Но вот раздался хриплый гудок, и к перрону, кряхтя, подкатил малюсенький поезд из трех вагонов образца начала века. Ярким пятном выделялась лишь свежая металлическая табличка с надписью «Бритиш рейлуэйз», как будто кто-нибудь собирался оспаривать их принадлежность. Эдвард зашел в небольшое купе – узкое и пустое, со сломанными оконными шторками и старым сиденьем, обитым плюшем. Он плюхнулся на него, взметнув тучу пыли, и принялся разглядывать старую фотографию с потеками грязи под узкой багажной сеткой напротив. На фотографии он различил вид на Саутенд Пайер и джентльменов в соломенных канотье, отчего почувствовал себя гораздо уютней.
Состав тронулся с места, и Эдвард, достав из своего «атташе» целую кипу газет, принялся синим карандашом отмечать «моменты для светской хроники». Обычно это занятие поглощало его целиком, но сегодня он без конца отвлекался, чувствуя, что не оправился от вчерашней мигрени. Он помахал рукой на прощанье Джо Сэйбертону, молодому стрелочнику на Соутгейт Милл Бокс, с которым они вместе управляли футбольным клубом, затем поболтал с Биллом Хопкинсом, постоянным кондуктором на «Кукушке». Билл казался холодным и неприветливым – такие и в теплый весенний день обычно ворчат: «Мы еще поплатимся за это!» Эдвард до сих пор с удовольствием вспоминал, как они встретились в первый раз. Он ехал один в общем вагоне, когда Билл ворвался в него с неизменным «Ваши билеты!». Пробив единственный из имевшихся билетов, предъявленный ему Эдвардом, и выполнив тем самым свою святую обязанность, Билл уселся в самом дальнем углу, отвернувшись и как бы давая понять, что необычность сложившейся ситуации еще не дает ему повода вступать в контакт с пассажирами.

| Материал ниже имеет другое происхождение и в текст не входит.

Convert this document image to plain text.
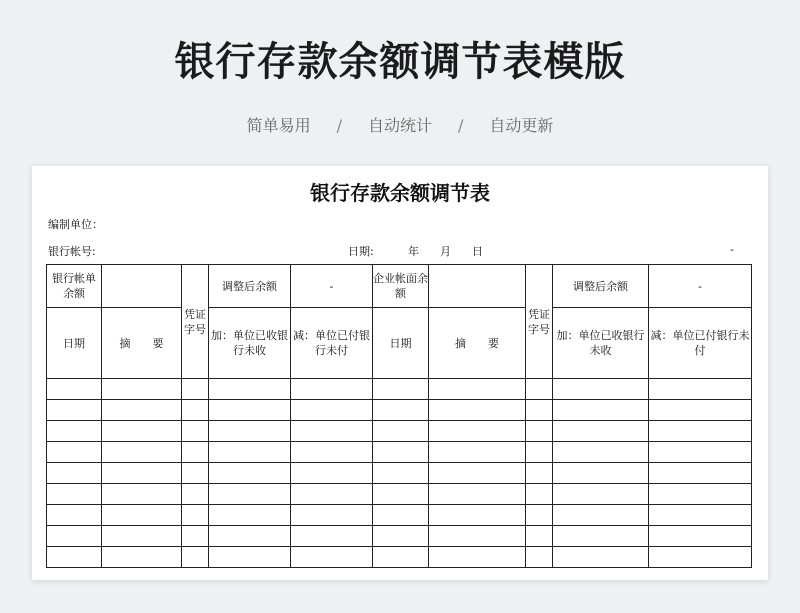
银行存款余额调节表模版
简单易用 / 自动统计 / 自动更新
银行存款余额调节表
编制单位：
银行帐号:	日期:	年 月 日	-
银行帐单余额		凭证字号	调整后余额	-	企业帐面余额		凭证字号	调整后余额	-
日期	摘　　要		加：单位已收银行未收	减：单位已付银行未付	日期	摘　　要		加：单位已收银行未收	减：单位已付银行未付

Со временем он изменил своим незыблемым правилам, и Эдвард знал его как скромного и дружелюбного парня, к тому же весьма популярного руководителя местного ансамбля ручных колокольчиков.
Разъезд остался далеко позади, и поезд вошел в свой привычный ритм, благополучно добравшись до Лондона. Автобус довез Лэтимера от станции до Флит-стрит, где размещались редакции многих газет. Свободное репортерство, каким бы успешным оно ни было, предполагало постоянное развитие личных контактов. Возникали идеи и предложения, которыми Эдвард мог с успехом воспользоваться впоследствии, и новые полезные знакомства. Нельзя сказать, что все эти поездки были деловыми и оживленными, но Эдварду там всегда были рады и старались помочь, чем могли.
Покончив с делами, он слегка закусил в «Эй-би-си», выбрав салат, холодное молоко и сыр, и поехал в парламент в надежде увидеть там старых друзей. Он искренне радовался, когда полицейский, стоявший при входе, отдавал ему честь, как будто он все еще там работал. Не без грусти, но и не предаваясь отчаянию, Лэтимер бродил по коридорам, время от времени останавливаясь поболтать с теми немногими, кто узнавал его. День пролетел незаметно. Выпив чашку чаю в кафе, он на автобусе добрался обратно до станции, стараясь успеть на последний поезд до Стиплфорда.
Эдвард был очень доволен поездкой. Ему заплатят не меньше пятнадцати шиллингов, а может, и фунт, за эту беззлобную сплетню о председателе королевской комиссии – больше, чем он истратил на сегодняшнюю поездку! К тому же появился новый журнал для «заметок натуралиста», а это совсем замечательно! Эдвард достал свой черный блокнот и тщательно записал это в «прибыль». Жизнь в столь стесненных финансовых обстоятельствах научила его скрупулезности. В одно прекрасное утро, и он прекрасно это понимал, он вынужден будет принять финансовую поддержку от Квентина и Хью. Но очень бы не хотелось, чтобы день этот наступил слишком скоро…
Убежденный холостяк Квентин в конце концов обязательно преуспеет, хоть война и нанесла серьезный ущерб его практике. Несмотря на наследственный упорный характер, его финансовые дела еще далеки от успеха… А уж о Хыо и говорить не приходится!
Тем не менее Эдвард решил, что на сегодняшний день у него все прекрасно, если бы не изнуряющие мигрени. Им с Труди вполне хватало на жизнь, правда, он иногда мечтал, чтобы денег было побольше и Труди хватало бы на развлечения. Она же казалась довольной и не стремилась ни тратить, ни зарабатывать. Как сильно отличалась Труди, думал он, по внешности и по характеру от матери и от него самого! Возврат к далекому анемичному предку? Гены порой играют недобрую шутку и с родителями, и с детьми. Быть может, Хью с его Цинтией повезет немного больше, чем им?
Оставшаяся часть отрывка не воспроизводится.